In the summer of 2019, donors lead by the INNovators funded 10 attendees at the Montgomery’s Inn’s inaugural summer camp. The Inn’s acting program officer explains the impact. With the donations in place, “…we then worked with our colleagues in Parks and Recreation, from the Investing in Families team and our local free community centre, to ensure those spots were allocated equitably. They contacted families on their waitlist for free camp programs. In this way, we were able to run a full camp, reach new audiences who would not have otherwise been able to attend a Museum camp, all while advancing Inclusion & Equity. The feedback from parents showed how valuable this contribution was”.
The Maze on Toronto Island was created of cedar hedges in 1967 as a gift from the Netherlands Centennial Association. Over time however, taller trees nearby cast a shadow over the maze and by 2011 it had all but withered. The cost of recreating the maze was estimated at $200,000 and without room in the budget the City decided that the maze would be removed.

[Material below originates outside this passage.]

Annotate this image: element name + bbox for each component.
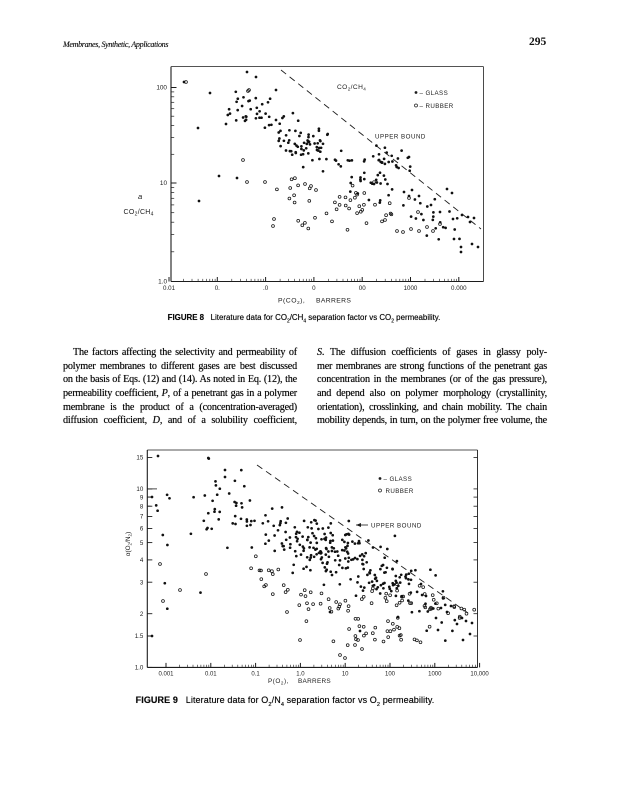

Mr. William Meany was born not far from the Island and as a child he adored running through the fantastical maze. Years passed and Mr. Meany became a very successful businessman in Calgary. He often returned to Toronto and visited the maze but arriving in 2012, he was astounded to find that it had disappeared. When he called the City to enquire, he learned that the plan to rebuild the maze had been shelved for want of $200,000. He immediately he offered the solution. “We’re going to get the maze,” Mr. Meany declared. He would donate the funds necessary to recreate the maze from the original plans, working with Parks, Forestry and Recreation.
The Island community came together with City workers who toiled along Boy Scouts and all kinds of volunteers in planting trees in the hundreds. Eventually the moment arrived in June of 2015 and the man who saved the maze drew a crowd while the City officials brought a plaque and revealed ‘The William Meany Maze’.
Animal lovers have illustrated time and again that they’re willing to give in support of the City’s Animal Services. From surgical supplies to dog behavioural consultations, there are many direct and meaningful ways that your donations help.